Subsequently, it was examined whether adjudin could reduce ROS production by using the DCF-DA method. HU stimulation resulted in accumulation of intracellular ROS, which was alleviated by adjudin treatment (Fig. 2D).

To validate the role of Sirt3 in the anti-senescence effects of adjudin, MEFs from WT and Sirt3-KO mice were isolated. Both WT and Sirt3-KO MEFs exhibited strong SA-β-gal activity following exposure to HU. Notably, adjudin co-treatment with HU caused a 30% reduction in SA-β-gal-positive cells in Sirt3-KO MEFs compared to a 60% reduction in SA-β-gal-positive cells in WT MEFs, indicating that Sirt3 may be involved in the anti-aging property of adjudin (Fig. 3A and B).

In agreement with the SA-β-gal staining results, p16 and p21 levels were also induced by HU in WT and Sirt3-KO MEFs. Adjudin treatment suppressed the upregulation of p16 and p21 expression by HU in WT MEFs, while the effect was not as potent in Sirt3-KO MEFs, demonstrating that Sirt3 mediated, at least partially, the anti-senescence effect of adjudin (Fig. 3C).

Sirt3 deficiency prevented adjudin from elevating Foxo3a and SOD2 levels with HU treatment compared with the effects in WT MEFs (Fig. 4A-C). To determine whether Sirt3 influences ROS production, experiments were performed using DCF-DA. Intracellular ROS levels were higher in Sirt3-KO MEFs than in WT MEFs following treatment with HU and adjudin, suggesting that Sirt3 is, at least partially, required for adjudin to perform antioxidant activity (Fig. 4D). This may suggest that other signaling pathways may be involved in this process.
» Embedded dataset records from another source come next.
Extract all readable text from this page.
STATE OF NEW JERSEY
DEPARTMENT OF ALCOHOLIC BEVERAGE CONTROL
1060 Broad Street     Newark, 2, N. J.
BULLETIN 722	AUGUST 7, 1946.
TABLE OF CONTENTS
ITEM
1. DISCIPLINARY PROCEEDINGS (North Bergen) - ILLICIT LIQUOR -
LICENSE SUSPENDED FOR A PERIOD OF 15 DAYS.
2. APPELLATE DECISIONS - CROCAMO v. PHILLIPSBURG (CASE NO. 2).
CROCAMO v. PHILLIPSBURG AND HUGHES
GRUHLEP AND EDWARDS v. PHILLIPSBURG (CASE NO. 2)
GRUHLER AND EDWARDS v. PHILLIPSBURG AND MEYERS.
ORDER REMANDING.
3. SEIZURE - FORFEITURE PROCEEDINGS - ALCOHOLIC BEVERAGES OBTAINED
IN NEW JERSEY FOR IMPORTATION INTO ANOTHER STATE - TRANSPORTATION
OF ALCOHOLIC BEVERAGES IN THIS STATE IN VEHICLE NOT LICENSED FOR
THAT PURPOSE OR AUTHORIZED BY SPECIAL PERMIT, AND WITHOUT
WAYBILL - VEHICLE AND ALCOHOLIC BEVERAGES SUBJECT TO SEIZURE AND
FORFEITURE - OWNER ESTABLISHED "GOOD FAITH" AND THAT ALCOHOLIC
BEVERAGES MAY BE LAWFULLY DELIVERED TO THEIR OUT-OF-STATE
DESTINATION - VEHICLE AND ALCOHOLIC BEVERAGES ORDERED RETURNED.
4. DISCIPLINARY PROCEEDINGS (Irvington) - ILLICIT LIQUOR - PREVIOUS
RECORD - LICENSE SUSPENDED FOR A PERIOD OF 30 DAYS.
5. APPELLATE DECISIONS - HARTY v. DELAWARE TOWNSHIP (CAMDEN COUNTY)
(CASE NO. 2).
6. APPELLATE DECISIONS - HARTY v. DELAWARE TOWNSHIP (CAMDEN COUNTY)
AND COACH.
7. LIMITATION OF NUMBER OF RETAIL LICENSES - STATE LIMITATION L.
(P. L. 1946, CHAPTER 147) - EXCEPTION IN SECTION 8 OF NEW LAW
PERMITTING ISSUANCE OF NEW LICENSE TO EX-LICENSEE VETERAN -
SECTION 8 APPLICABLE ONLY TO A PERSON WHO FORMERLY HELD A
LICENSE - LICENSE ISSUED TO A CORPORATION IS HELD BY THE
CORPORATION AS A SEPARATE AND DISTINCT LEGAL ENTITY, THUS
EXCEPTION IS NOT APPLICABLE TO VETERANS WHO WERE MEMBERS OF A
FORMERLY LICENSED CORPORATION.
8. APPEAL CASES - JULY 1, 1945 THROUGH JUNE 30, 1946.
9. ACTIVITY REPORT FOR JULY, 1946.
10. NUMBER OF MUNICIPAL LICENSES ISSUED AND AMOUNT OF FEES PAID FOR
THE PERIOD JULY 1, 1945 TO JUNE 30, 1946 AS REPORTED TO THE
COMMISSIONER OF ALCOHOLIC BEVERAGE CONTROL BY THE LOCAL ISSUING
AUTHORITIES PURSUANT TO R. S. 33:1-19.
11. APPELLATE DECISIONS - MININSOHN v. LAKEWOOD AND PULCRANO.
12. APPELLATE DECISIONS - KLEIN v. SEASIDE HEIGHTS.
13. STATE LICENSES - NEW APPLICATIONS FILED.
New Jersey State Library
ROS generation activates the MAPK pathway, thus, it was determined whether adjudin affects the MAPK pathway. As presented in Fig. 5A and B, stimulation with HU induced phosphorylation of p38 at the early time point (1 h), which was suppressed by adjudin in WT and Sirt3-KO MEFs, indicating that Sirt3 and p38 play independent roles. However, levels of phosphorylated ERK or JNK were not affected by treatment with adjudin (Fig. 5A). Phosphorylation of Akt was not affected either (Fig. 5A).